Having a business credit score is a must if you want to do any borrowing on behalf of your company, and though most business owners need a good score, they often don’t know the basics on how scores are calculated, or what is considered a good score. This article will tell you the importance of knowing your score before a loan application, and how to get the best score from all three major business credit reporting bureaus.
How Are Business Credit Scores Calculated?
Just like with a personal credit score, a business credit score is calculated by examining a number of different quantifiable factors. These factors can include things such as your payment history, your company size, whether you have current outstanding debts, as well as negative public records against your company. At times, even industry risk can lead to a lower credit score.
You might notice that many of these factors are also used to check out your regular personal finance credit score. This is normal, however, it’s important to remember that your personal finances will not impact a business score. Similarly, each major credit bureau has a slightly different algorithm for credit score calculation. Here’s what you need to know about each …
Dun and Bradstreet (PAYDEX)
PAYDEX is the top score used by lenders, and this means it’s the most important one. D&B is dollar weighted, and also happens to be the most performance-based of the three scores. This means that a good payment history will almost always yield a good score. Paying earlier is usually the only way to get a score of 90 to 100, so make sure to speed up payments if possible.

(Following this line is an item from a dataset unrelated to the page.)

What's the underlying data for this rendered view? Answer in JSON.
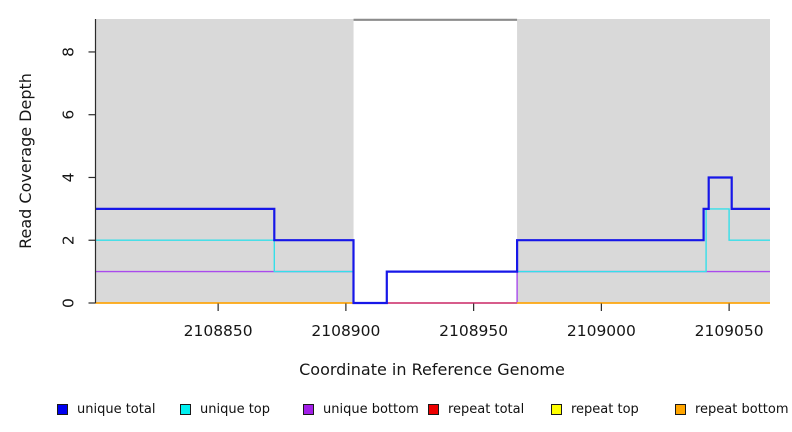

The best score you can get is a perfect 100 on PAYDEX, with scores of at least 80 being considered. A score of 50 to 79 is considered “middle of the road,” and will likely end up getting higher interest rates, or even rejection. A score below 50 is usually deemed high risk and unacceptable.

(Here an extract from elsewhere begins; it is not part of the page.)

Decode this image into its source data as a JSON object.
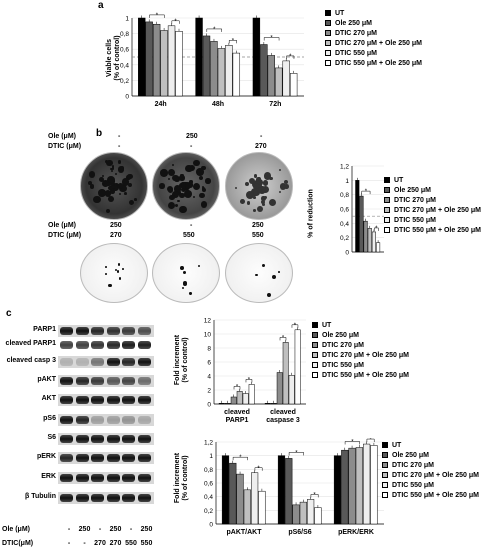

Intelliscore Plus From Experian
Experian’s score is based on both the potential as well as the actual performance of your company. Its score is used to predict how likely it is that your company will become delinquent in the next year, and much like PAYDEX, its score ranges from 0 to 100. 76 and up is considered a low-risk score, while anything under 25 is thought to be a high risk score.
It’s important to know that Intelliscore is calculated from over 800 different factors, so it’s often hard to control all of those scores. As long as you pay your bills on time and have a relatively low risk industry, you will be able to get a decent score.

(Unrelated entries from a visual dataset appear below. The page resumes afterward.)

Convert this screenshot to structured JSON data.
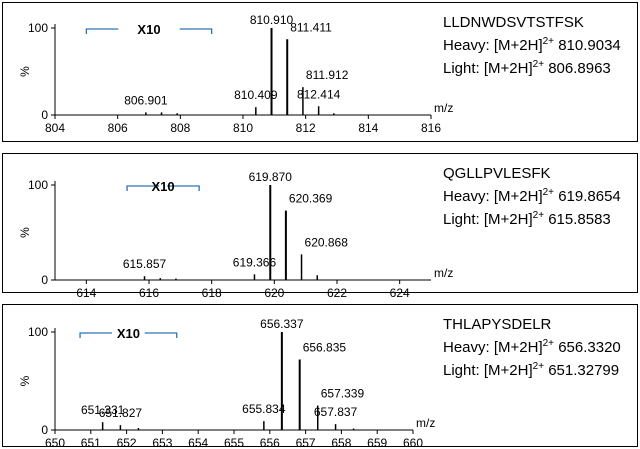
{
  "chart_data": [
    {
      "type": "line",
      "peptide": "LLDNWDSVTSTFSK",
      "heavy": {
        "prefix": "Heavy: [M+2H]",
        "charge": "2+",
        "mz": " 810.9034"
      },
      "light": {
        "prefix": "Light: [M+2H]",
        "charge": "2+",
        "mz": " 806.8963"
      },
      "xlabel": "m/z",
      "ylabel": "%",
      "xlim": [
        804,
        816
      ],
      "ylim": [
        0,
        100
      ],
      "xticks": [
        804,
        806,
        808,
        810,
        812,
        814,
        816
      ],
      "yticks": [
        0,
        100
      ],
      "zoom_label": "X10",
      "zoom_range": [
        805,
        809
      ],
      "peaks": [
        {
          "mz": 806.901,
          "y": 3,
          "label": "806.901"
        },
        {
          "mz": 807.4,
          "y": 3,
          "label": ""
        },
        {
          "mz": 807.9,
          "y": 2,
          "label": ""
        },
        {
          "mz": 810.409,
          "y": 9,
          "label": "810.409"
        },
        {
          "mz": 810.91,
          "y": 100,
          "label": "810.910"
        },
        {
          "mz": 811.411,
          "y": 87,
          "label": "811.411"
        },
        {
          "mz": 811.912,
          "y": 32,
          "label": "811.912"
        },
        {
          "mz": 812.414,
          "y": 10,
          "label": "812.414"
        },
        {
          "mz": 812.9,
          "y": 2,
          "label": ""
        }
      ]
    },
    {
      "type": "line",
      "peptide": "QGLLPVLESFK",
      "heavy": {
        "prefix": "Heavy: [M+2H]",
        "charge": "2+",
        "mz": " 619.8654"
      },
      "light": {
        "prefix": "Light: [M+2H]",
        "charge": "2+",
        "mz": " 615.8583"
      },
      "xlabel": "m/z",
      "ylabel": "%",
      "xlim": [
        613,
        625
      ],
      "ylim": [
        0,
        100
      ],
      "xticks": [
        614,
        616,
        618,
        620,
        622,
        624
      ],
      "yticks": [
        0,
        100
      ],
      "zoom_label": "X10",
      "zoom_range": [
        615.3,
        617.6
      ],
      "peaks": [
        {
          "mz": 615.857,
          "y": 4,
          "label": "615.857"
        },
        {
          "mz": 616.36,
          "y": 2,
          "label": ""
        },
        {
          "mz": 616.86,
          "y": 1.5,
          "label": ""
        },
        {
          "mz": 619.366,
          "y": 6,
          "label": "619.366"
        },
        {
          "mz": 619.87,
          "y": 100,
          "label": "619.870"
        },
        {
          "mz": 620.369,
          "y": 73,
          "label": "620.369"
        },
        {
          "mz": 620.868,
          "y": 27,
          "label": "620.868"
        },
        {
          "mz": 621.37,
          "y": 5,
          "label": ""
        }
      ]
    },
    {
      "type": "line",
      "peptide": "THLAPYSDELR",
      "heavy": {
        "prefix": "Heavy: [M+2H]",
        "charge": "2+",
        "mz": " 656.3320"
      },
      "light": {
        "prefix": "Light: [M+2H]",
        "charge": "2+",
        "mz": " 651.32799"
      },
      "xlabel": "m/z",
      "ylabel": "%",
      "xlim": [
        650,
        660
      ],
      "ylim": [
        0,
        100
      ],
      "xticks": [
        650,
        651,
        652,
        653,
        654,
        655,
        656,
        657,
        658,
        659,
        660
      ],
      "yticks": [
        0,
        100
      ],
      "zoom_label": "X10",
      "zoom_range": [
        650.7,
        653.4
      ],
      "peaks": [
        {
          "mz": 651.331,
          "y": 8,
          "label": "651.331"
        },
        {
          "mz": 651.827,
          "y": 5,
          "label": "651.827"
        },
        {
          "mz": 652.33,
          "y": 2,
          "label": ""
        },
        {
          "mz": 655.834,
          "y": 9,
          "label": "655.834"
        },
        {
          "mz": 656.337,
          "y": 100,
          "label": "656.337"
        },
        {
          "mz": 656.835,
          "y": 72,
          "label": "656.835"
        },
        {
          "mz": 657.339,
          "y": 25,
          "label": "657.339"
        },
        {
          "mz": 657.837,
          "y": 6,
          "label": "657.837"
        },
        {
          "mz": 658.34,
          "y": 1.5,
          "label": ""
        }
      ]
    }
  ]
}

Fair Isaac is most regularly associated with personal credit, but they do business credit as well. This ranks people on how regularly they make payments on time, and the scores can range anywhere from 0 to 300. The higher the score, the better you stand. It’s also smart to know that high credit scores for SBSS also will take in the variety of accounts you have into consideration.
With FICO SBSS, getting a good score is pretty simple. The majority of the score is based on the length of a company’s history, as well as the number of on time payments. SBSS scores are used for SBA scores, and the current cutoff score is a minimum of 140. Most lenders will want to see a bare minimum of 160, though.
Why Check My Business Credit?
As a business owner, it’s up to you to keep an eye on all your financial accounts – and that includes your business credit, too. Business credit scores are very fluid, so keeping a regular check on them will allow you to know whether or not your company’s standing is improving, and whether you can get a loan if you need it.